Classical music giants Beverly Sills, Eugene Ormandy, Msitslav Rostropovich and Jean-Pierre Rampal were frequent guests at their table. Peter Cook, of the British comedy troupe Beyond the Fringe, was a good friend.
Longtime Washington jazz guitarist Charlie Byrd once recorded an album in the Bialeks' living room. Dorothy Bialek had to unplug the refrigerator to keep its hum from being heard.
For 30 years, as Washington began to emerge as a cultural capital, the Bialeks operated the city's first discount record and book store. On the side, they doubled as concert impresarios and salon hosts.
From 1962 to 1981, they arranged for Ormandy's Philadelphia Orchestra to make an annual visit to Washington, selling tickets from their mazelike shop at 1340 Connecticut Ave. NW. (They later had stores in Friendship Heights and at White Flint Mall in Rockville.)
The Bialeks started record labels for classical music, jazz and spoken-word albums -- one of which, a 1960 release of speeches by Franklin Delano Roosevelt, won a Grammy Award. They presented top-flight classical concerts, plus appearances by comedian Mort Sahl, satirist Tom Lehrer, singer Harry Belafonte and jazz pianists Erroll Garner and Dave Brubeck. They commissioned works for the National Symphony Orchestra by composers Alan Hovhaness, Alberto Ginastera and David Amram.
"Our father was the frontman, and our mother was the quiet strength behind all this," Debi Bialek Klein recalled. "She was certainly the grounding force of the family and the business. We all feel very privileged to be her children."
Dorothy Bick Bialek, who was 85 when she died Nov. 5 at Johns Hopkins Hospital of a neurological disorder, was born in Philadelphia and came to Washington as an infant. She grew up in an Orthodox Jewish household in Anacostia, working in her family's grocery store, and graduated from Eastern High School in 1940. She and her husband, Bob Bialek, were married in 1941, when they were both 19.
Bob Bialek was "a larger-than-life person," in the words of their son, Michael. He was a talented classical pianist who worked at the Library of Congress and operated a five-and-dime store before launching Discount Records in 1952.
His wife was an equal partner from the start.
"They were quite a team," Michael Bialek said. "He was the driver, but he couldn't have done it without her support. Together, they were formidable."
At first, the Bialeks were record-industry pariahs for selling below the standard retail price. When local distributors refused to work with them, they drove their station wagon to New York and bought directly from record-store mogul Sam Goody.
They traveled to Europe to obtain a large selection of international music and imported records.
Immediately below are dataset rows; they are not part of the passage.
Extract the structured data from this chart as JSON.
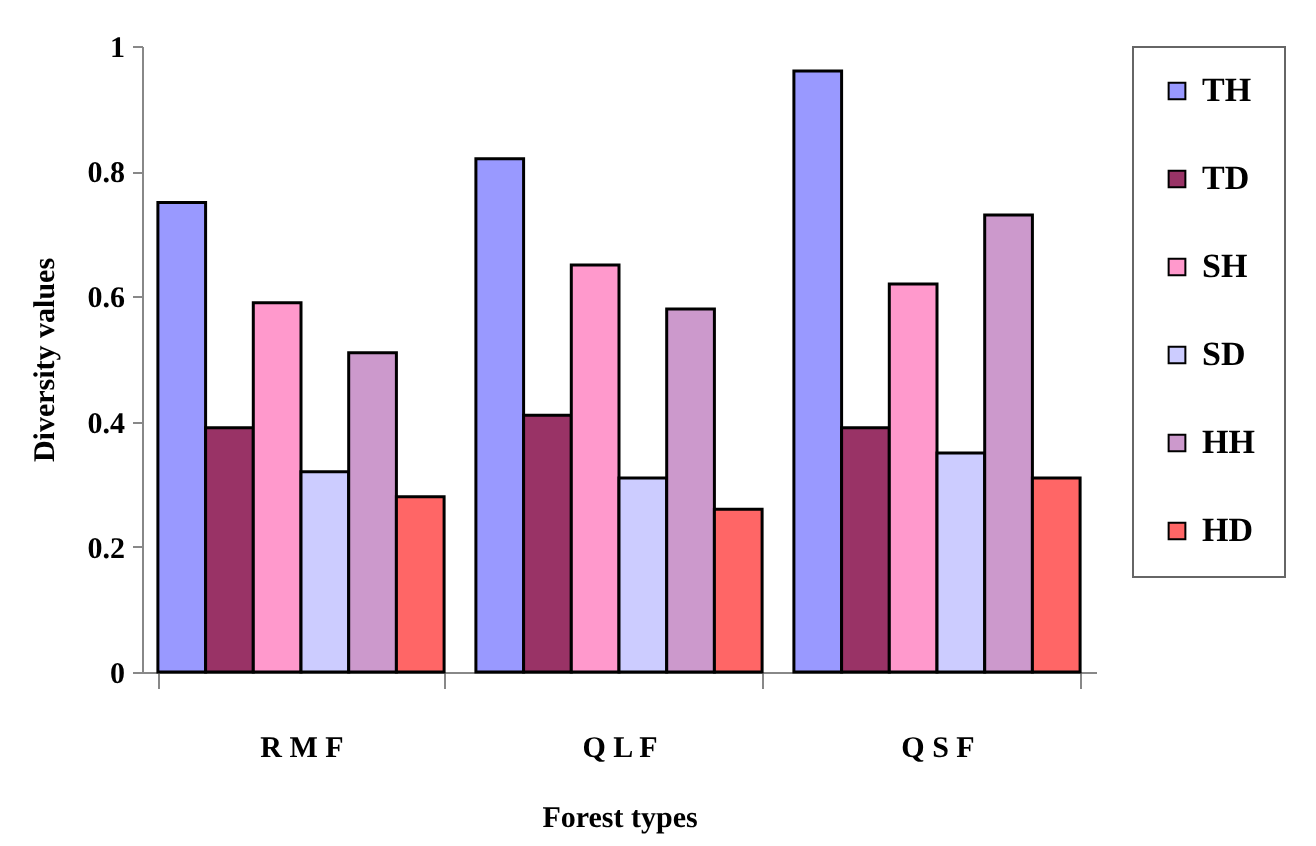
{
  "chart_data": {
    "type": "bar",
    "xlabel": "Forest types",
    "ylabel": "Diversity values",
    "categories": [
      "R M F",
      "Q L F",
      "Q S F"
    ],
    "series": [
      {
        "name": "TH",
        "color": "#9999ff",
        "values": [
          0.75,
          0.82,
          0.96
        ]
      },
      {
        "name": "TD",
        "color": "#993366",
        "values": [
          0.39,
          0.41,
          0.39
        ]
      },
      {
        "name": "SH",
        "color": "#ff99cc",
        "values": [
          0.59,
          0.65,
          0.62
        ]
      },
      {
        "name": "SD",
        "color": "#ccccff",
        "values": [
          0.32,
          0.31,
          0.35
        ]
      },
      {
        "name": "HH",
        "color": "#cc99cc",
        "values": [
          0.51,
          0.58,
          0.73
        ]
      },
      {
        "name": "HD",
        "color": "#ff6666",
        "values": [
          0.28,
          0.26,
          0.31
        ]
      }
    ],
    "ylim": [
      0,
      1
    ],
    "yticks": [
      0,
      0.2,
      0.4,
      0.6,
      0.8,
      1
    ],
    "grid": false,
    "legend": "right"
  }
}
They added books to their line of merchandise in 1961 and were among the first retailers to have in-store signing sessions, often attracting crowds that snaked onto the street.
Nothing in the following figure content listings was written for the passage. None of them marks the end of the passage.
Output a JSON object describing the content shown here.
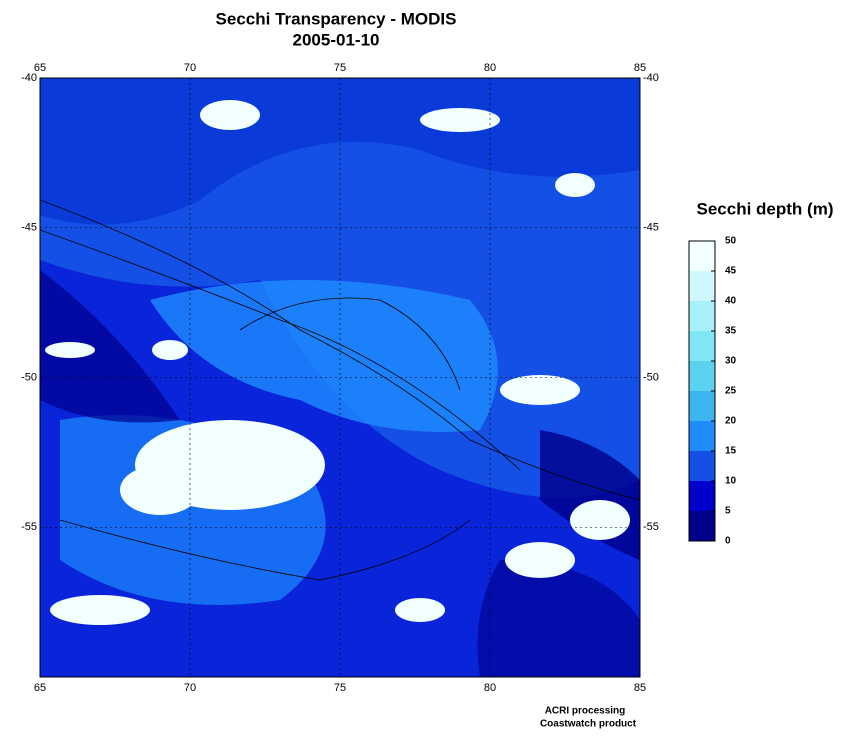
{
  "header": {
    "title": "Secchi Transparency - MODIS",
    "date": "2005-01-10"
  },
  "map": {
    "lonlim": [
      65,
      85
    ],
    "latlim": [
      -40,
      -60
    ],
    "lon_ticks": [
      65,
      70,
      75,
      80,
      85
    ],
    "lat_ticks": [
      -40,
      -45,
      -50,
      -55
    ],
    "grid": true
  },
  "colorbar": {
    "label": "Secchi depth (m)",
    "range": [
      0,
      50
    ],
    "ticks": [
      0,
      5,
      10,
      15,
      20,
      25,
      30,
      35,
      40,
      45,
      50
    ],
    "colors": [
      "#00008b",
      "#0000cd",
      "#1450e6",
      "#1e8cff",
      "#3cb4f0",
      "#5ad2f0",
      "#80e6f5",
      "#a8f0fa",
      "#d0f8fc",
      "#f2ffff"
    ]
  },
  "footer": {
    "line1": "ACRI processing",
    "line2": "Coastwatch product"
  }
}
Ralph Nader was a frequent customer, Carl Bernstein rode up on his bicycle to look through rock-and-roll albums and Robert McNamara brought fruitcakes to the store for the holidays.
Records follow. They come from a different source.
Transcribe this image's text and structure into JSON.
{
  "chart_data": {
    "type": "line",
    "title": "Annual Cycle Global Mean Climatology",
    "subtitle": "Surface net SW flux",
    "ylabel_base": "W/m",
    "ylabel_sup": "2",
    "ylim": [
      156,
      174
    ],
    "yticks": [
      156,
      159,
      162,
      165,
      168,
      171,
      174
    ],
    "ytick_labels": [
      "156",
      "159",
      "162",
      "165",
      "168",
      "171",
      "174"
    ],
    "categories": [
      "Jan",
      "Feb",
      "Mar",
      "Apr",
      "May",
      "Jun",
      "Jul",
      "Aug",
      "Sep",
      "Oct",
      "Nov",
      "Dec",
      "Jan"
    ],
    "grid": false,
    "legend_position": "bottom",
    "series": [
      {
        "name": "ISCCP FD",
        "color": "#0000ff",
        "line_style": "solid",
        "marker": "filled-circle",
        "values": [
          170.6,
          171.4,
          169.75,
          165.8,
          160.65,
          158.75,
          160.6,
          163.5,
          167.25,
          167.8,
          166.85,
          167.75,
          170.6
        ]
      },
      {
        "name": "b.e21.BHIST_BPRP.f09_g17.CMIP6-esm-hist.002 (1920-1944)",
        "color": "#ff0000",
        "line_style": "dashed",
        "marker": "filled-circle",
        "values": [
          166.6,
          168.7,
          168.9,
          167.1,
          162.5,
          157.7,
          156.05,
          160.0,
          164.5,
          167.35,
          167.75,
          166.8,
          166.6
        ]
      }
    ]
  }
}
Yet behind the star-studded parties and concerts, things weren't always in harmony, and it fell to Dorothy Bialek to hold both family and business together.
Their youngest child, Wendy, had a congenital bone disorder that required seven surgeries in 14 years.
"My mom was my nurse and companion, and it made us incredibly close," Wendy Bialek-Kling said. "She was such a model of graciousness in everything she did."
Bob Bialek, meanwhile, had two operations in his early 40s for benign brain tumors. The experimental surgeries affected his speech, left him unable to play the piano and exacerbated his manic-depressive tendencies. His behavior became increasingly erratic, and he harassed his wife and children with lawsuits and tried to get his employees to take lie-detector tests.
"He was the idea guy and dreamer," daughter Debi said. "Unfortunately, that dad was felled by some cruel brain disease."
In 1981, the Bialeks sold Discount Records and separated. They were divorced five years later. Bob Bialek died in May 2006 at age 84.
After so many years as part of a glittering couple among Washington's cultural elite, Dorothy Bialek had to forge a new life alone. She taught English as a second language, tutored young people in reading, attended the theater and volunteered at the Kennedy Center.
Through it all, she encouraged her children to remain close to their often-difficult father, and she maintained her smile and her easy manner to the end.
"To all of us," her daughter Debi said, "she was our hero."